Chaos Engineering English: Vocabulary for GameDays and Resilience Testing
Learn the English vocabulary chaos engineers use — steady-state hypothesis, blast radius, fault injection, GameDays — with example sentences and writing patterns.
Chaos engineering is the practice of deliberately introducing failures into a system to discover weaknesses before they cause real incidents. Teams that practise chaos engineering have a specific vocabulary — and writing a clear experiment design document requires knowing it. This guide covers the core terms and communication patterns used in chaos engineering.

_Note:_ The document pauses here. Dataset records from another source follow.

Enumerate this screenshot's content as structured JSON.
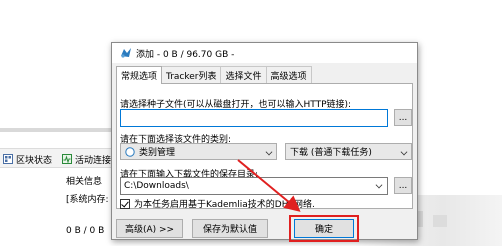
{
  "background": {
    "toolbar_items": [
      {
        "icon": "grid-icon",
        "label": "区块状态"
      },
      {
        "icon": "activity-icon",
        "label": "活动连接"
      }
    ],
    "related_info": "相关信息",
    "system_memory": "[系统内存:",
    "sizes": "0 B / 0 B",
    "accent_color": "#2a8a3a"
  },
  "dialog": {
    "title": "添加 - 0 B / 96.70 GB -",
    "tabs": [
      "常规选项",
      "Tracker列表",
      "选择文件",
      "高级选项"
    ],
    "seed_label": "请选择种子文件(可以从磁盘打开，也可以输入HTTP链接):",
    "seed_value": "",
    "browse_label": "...",
    "category_label": "请在下面选择该文件的类别:",
    "category_value": "类别管理",
    "download_mode_value": "下载 (普通下载任务)",
    "save_dir_label": "请在下面输入下载文件的保存目录:",
    "save_dir_value": "C:\\Downloads\\",
    "dht_checkbox_label": "为本任务启用基于Kademlia技术的DHT网络.",
    "dht_checked": true,
    "buttons": {
      "advanced": "高级(A) >>",
      "save_default": "保存为默认值",
      "ok": "确定"
    },
    "highlight_color": "#e02020",
    "focus_color": "#0078d7"
  }
}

Core Chaos Engineering Vocabulary
| Term | Definition |
|---|---|
| Steady-state hypothesis | A description of the system’s normal behaviour that you expect to hold true during the experiment |
| Blast radius | The scope of potential impact if the experiment causes unexpected harm |
| Fault injection | Deliberately introducing failures (latency, errors, resource exhaustion) into a system |
| GameDay | A scheduled event where a team runs chaos experiments together, often in production |
| Abort condition | A pre-defined trigger that stops the experiment if things go wrong unexpectedly |
| Hypothesis | Your prediction of how the system will behave under the introduced fault |
| Observability | The ability to understand the internal state of a system from its external outputs |
| Resilience | The ability of a system to absorb failures and continue to function |
| Fallback | A backup behaviour that activates when the primary path fails |
The Steady-State Hypothesis
The steady-state hypothesis is the most important concept in chaos engineering. Before running any experiment, you must define what “normal” looks like — so you can tell whether the experiment has caused a problem.
Format: The steady-state hypothesis should be measurable and observable.
Good examples:
- “The checkout API returns HTTP 200 for 99.9% of requests with a p99 latency below 200 ms.”
- “The recommendation service returns a non-empty list for at least 95% of requests.”
Weak examples:
- “The system works normally.” (not measurable)
- “Users can complete purchases.” (not directly observable without instrumentation)
Describing Blast Radius
The blast radius determines how cautious your experiment needs to be. Narrow the blast radius before expanding.
| Blast radius | Meaning |
|---|---|
| Single instance | Only one service instance is affected |
| Availability zone | An entire data centre zone is simulated as failed |
| Production traffic | Real user traffic is affected |
| Read-only traffic | Only read operations are affected, writes are protected |
Phrases for blast radius discussions:
- “We’ll start with a blast radius of a single instance and expand to an AZ once we’re confident in the steady-state hypothesis.”
- “The blast radius must be limited to internal traffic for the first run to protect paying customers.”
Writing an Experiment Design Document
A chaos experiment design document typically includes:
- Objective — Why are you running this experiment?
- Steady-state hypothesis — What does normal look like?
- Fault to be injected — What failure will you introduce?
- Blast radius — What is the maximum potential scope of impact?
- Abort conditions — When will you stop the experiment?
- Observations — What metrics will you monitor?
- Expected outcome — What do you predict will happen?
- Actual outcome — What actually happened? (Filled in after the experiment)
Sample experiment objective: “Validate that the payment service degrades gracefully when the downstream fraud-detection service becomes unavailable, by verifying that transactions fall back to a safe-hold queue rather than failing with a 500 error.”
GameDay Vocabulary
A GameDay is a collaborative exercise where a team runs chaos experiments together. The language used before, during, and after a GameDay follows specific patterns.
Pre-GameDay:
- “We’ll be conducting a GameDay on Thursday — the target is the recommendation pipeline.”
- “Please ensure your on-call phone is active and that you’ve reviewed the abort conditions.”
During the GameDay:
- “Fault injection has been initiated. Monitoring dashboards are live.”
- “We’ve hit an abort condition — stopping the experiment now.”
- “The system is recovering as expected — steady-state metrics are returning to baseline.”
Post-GameDay:
- “The hypothesis held — fallback behaviour activated correctly within 3 seconds.”
- “We identified a previously unknown failure mode: the circuit breaker was not configured on the cache layer.”
Example Sentences
- “The steady-state hypothesis for this experiment is that the API gateway maintains a p99 latency below 400 ms and a success rate above 99% under normal load.”
- “We will limit the blast radius to a single availability zone and exclude production checkout traffic for the first iteration of this experiment.”
- “The abort condition is triggered if the error rate on any customer-facing service exceeds 5% for more than 30 seconds.”
- “During the GameDay, fault injection revealed that the retry logic in the notification service was not respecting the circuit breaker state, resulting in a thundering herd during recovery.”
- “The experiment confirmed our hypothesis: when the inventory service is unavailable, the product page degrades gracefully by showing cached stock information rather than returning an error page.”